Perspective-taking: challenge people to spend a day or even a meeting thinking and acting like someone else. Or to just read a novel or a biography. Walking in someone else’s shoes forces you to delve into their beliefs and emotions. At some point they’ll contrast with yours, and you’ll get a little more curious about how we all become the way we are.

Yet another?  Stop emailing while you're on vacation:

All emails are not created equal, and when you’re on vacation, you’re sending more messages than can be contained in the contents of your note. Every email sent by a vacationing employee is a tiny cultural erosion: a signal to other employees that time off isn’t really time off. In aggregate, these tiny erosions matter. They send signals like “I don’t trust you to do the job without me,” or “I’m not organized enough to wrap up my loose ends before I go on vacation.” Either way, they erode perceptions of your likability and competence.

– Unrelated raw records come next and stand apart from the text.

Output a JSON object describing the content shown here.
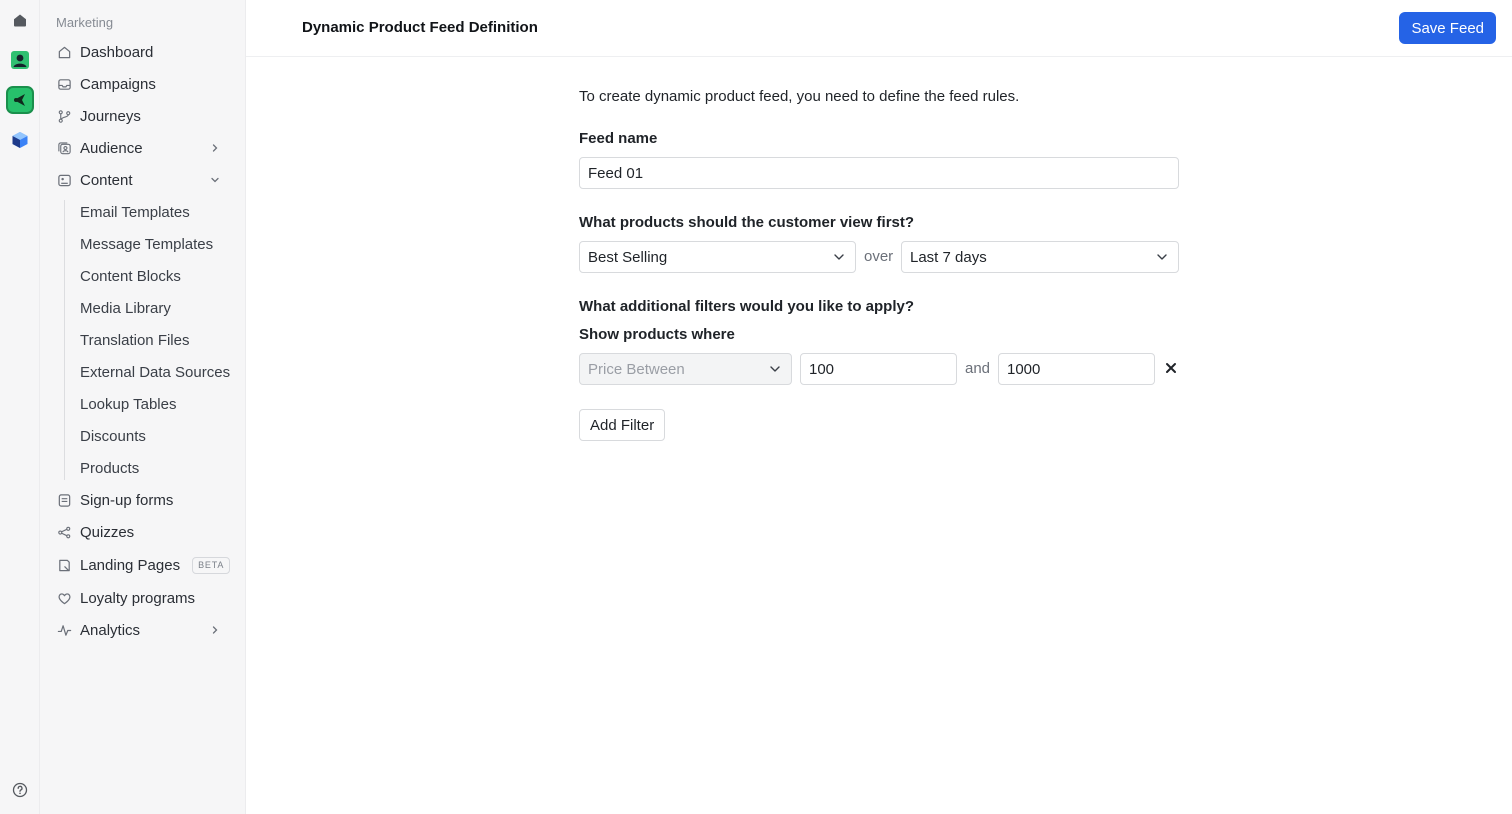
{
  "rail": {
    "icons": [
      "home-icon",
      "app-contact-icon",
      "app-marketing-icon",
      "app-cube-icon",
      "help-icon"
    ]
  },
  "sidebar": {
    "section": "Marketing",
    "items": [
      {
        "label": "Dashboard",
        "icon": "home-outline-icon"
      },
      {
        "label": "Campaigns",
        "icon": "inbox-icon"
      },
      {
        "label": "Journeys",
        "icon": "branch-icon"
      },
      {
        "label": "Audience",
        "icon": "audience-icon",
        "chevron": "right"
      },
      {
        "label": "Content",
        "icon": "content-icon",
        "chevron": "down"
      }
    ],
    "content_subitems": [
      "Email Templates",
      "Message Templates",
      "Content Blocks",
      "Media Library",
      "Translation Files",
      "External Data Sources",
      "Lookup Tables",
      "Discounts",
      "Products"
    ],
    "lower_items": [
      {
        "label": "Sign-up forms",
        "icon": "form-icon"
      },
      {
        "label": "Quizzes",
        "icon": "quiz-icon"
      },
      {
        "label": "Landing Pages",
        "icon": "landing-page-icon",
        "badge": "BETA"
      },
      {
        "label": "Loyalty programs",
        "icon": "heart-icon"
      },
      {
        "label": "Analytics",
        "icon": "activity-icon",
        "chevron": "right"
      }
    ]
  },
  "header": {
    "title": "Dynamic Product Feed Definition",
    "save_label": "Save Feed"
  },
  "form": {
    "intro": "To create dynamic product feed, you need to define the feed rules.",
    "feed_name_label": "Feed name",
    "feed_name_value": "Feed 01",
    "view_first_label": "What products should the customer view first?",
    "sort_value": "Best Selling",
    "over_word": "over",
    "period_value": "Last 7 days",
    "filters_label": "What additional filters would you like to apply?",
    "show_where_label": "Show products where",
    "filter": {
      "field_value": "Price Between",
      "min_value": "100",
      "and_word": "and",
      "max_value": "1000"
    },
    "add_filter_label": "Add Filter"
  },
  "colors": {
    "primary": "#2563e6",
    "app_green": "#27c06b",
    "sidebar_bg": "#f6f6f7"
  }
}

While all employees can contribute to this problem, when you’re a manager, those signals are amplified even further. And unfortunately, many don’t realize the consequences until the ground gives way underneath them. Company cultures that don’t support unplugging have employees that are less engaged and less committed to the organization. Compared to employees in supportive cultures, they are less likely to say they feel valued by their company (69% to 50%) and cared about as a person (64% to 43%). They are, however, more likely to be looking for another job. Four in ten employees who work in companies that don’t support unplugging are looking or planning to look for a new job in the next year, nearly double the 21% of employees in supportive cultures.

Do you have an Artifical Intelligence strategy yet?

With just four hours of practice playing against itself and no study of outside material, AlphaZero (an upgraded version of Alpha Go, the AI program that Google built for playing Go) beat the silicon pants off of the world’s strongest chess program yesterday. This is massively and scarily impressive.

Finally, some levity: a Thomas the Tank Engine stunt video.